Friday 5 August 2011

week 2...

Week number 2...
This week we were shown how to use the movie maker in the tutorial. Taking in to consideration what John said in his lecture about different styles of learning, I ask myself - what is my style of learning? What is my favourite style of 'expression'. These two styles are linked surely? Do they have a direct correlation? Also, does my style of learning gel with the way that I am using computers at the moment?
While interacting with movie maker, I started to realise that I may enjoy the process of learning more about using this medium because I often relate to visual communication/visual aids for learning and so,  engaging with the visual video medium may help me to express something in a way that I haven't yet been able to express.
However I find the details of learning the program a little bit frustrating i.e. you learn how to do one thing but immediatly after that you start struggling with the next thing that just 'wont work'! For example I learnt how to drag a photo into movie maker but then struggled with finding a way of shortening the length of the clips.

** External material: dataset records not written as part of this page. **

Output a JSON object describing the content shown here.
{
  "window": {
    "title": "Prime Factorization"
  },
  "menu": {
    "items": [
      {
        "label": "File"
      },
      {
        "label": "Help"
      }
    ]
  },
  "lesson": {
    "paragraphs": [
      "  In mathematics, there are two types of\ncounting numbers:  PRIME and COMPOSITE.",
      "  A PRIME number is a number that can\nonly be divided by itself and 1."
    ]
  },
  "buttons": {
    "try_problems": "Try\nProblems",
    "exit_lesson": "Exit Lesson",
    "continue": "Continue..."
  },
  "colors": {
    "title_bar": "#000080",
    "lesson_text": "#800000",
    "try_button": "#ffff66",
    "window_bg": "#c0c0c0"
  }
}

Some points from John's 2nd lecture:


  • The only thing worse would be to make technology "invisible," preventing children from even being aware of their ignorance." Monke, L. W. (2006)  - i.e. not about integrating technology - that can make it invisible - piano/car example
  • "If I don't 'integrate' a computer in things I do outside the classroom, but I do 'integrate' it inside one, then whatever I am doing with it there is probably not authentic".
  • "...there exists a multitude of intelligences, quite independent of each other; that each intelligence has its own strengths and constraints; that the mind is far from unencumbered at birth; and that it is unexpectedly difficult to teach things that go against early 'naive' theories that challenge the natural lines of force within an intelligence and its matching domains."
  •  "The point about all this is that computers can often cater for all sorts of intellectual styles and approaches to thinking - at least, expressions of thought. (VELS: Visualising thinking??) That's the individual angle - computers usually offer everyone a starting point that suits their cognitive leanings."
  • Riding, with collaborators who include Cheema and Raynor, considers that there are two independent 'dimensions' to the way people think and make sense of the world: Wholist-Analytic and Verbal-Imagery
  • John says this is one of the scariest things a teacher can be faced with, because it is a graphical (and graphic!) reminder that all the kids in their class have minds that work in different ways and along different paths. And as a teacher you have to allow for that, and use it.
  • "Work expressed in words is almost always valued over work expressed in pictures. All qualities of an Analytic-Verbaliser mind.
  • "...in Lecture One I suggested that making a film required a very wide range indeed of abilities and interests. It also requires a wide mix of Cognitive Styles and Intelligences."
  • "...And understanding your audience begins with an understanding of how they best learn."
  • "ICT won't solve your educational problems, but it can help broaden the ways in which your students can learn and live and invent and create and cooperate and publish."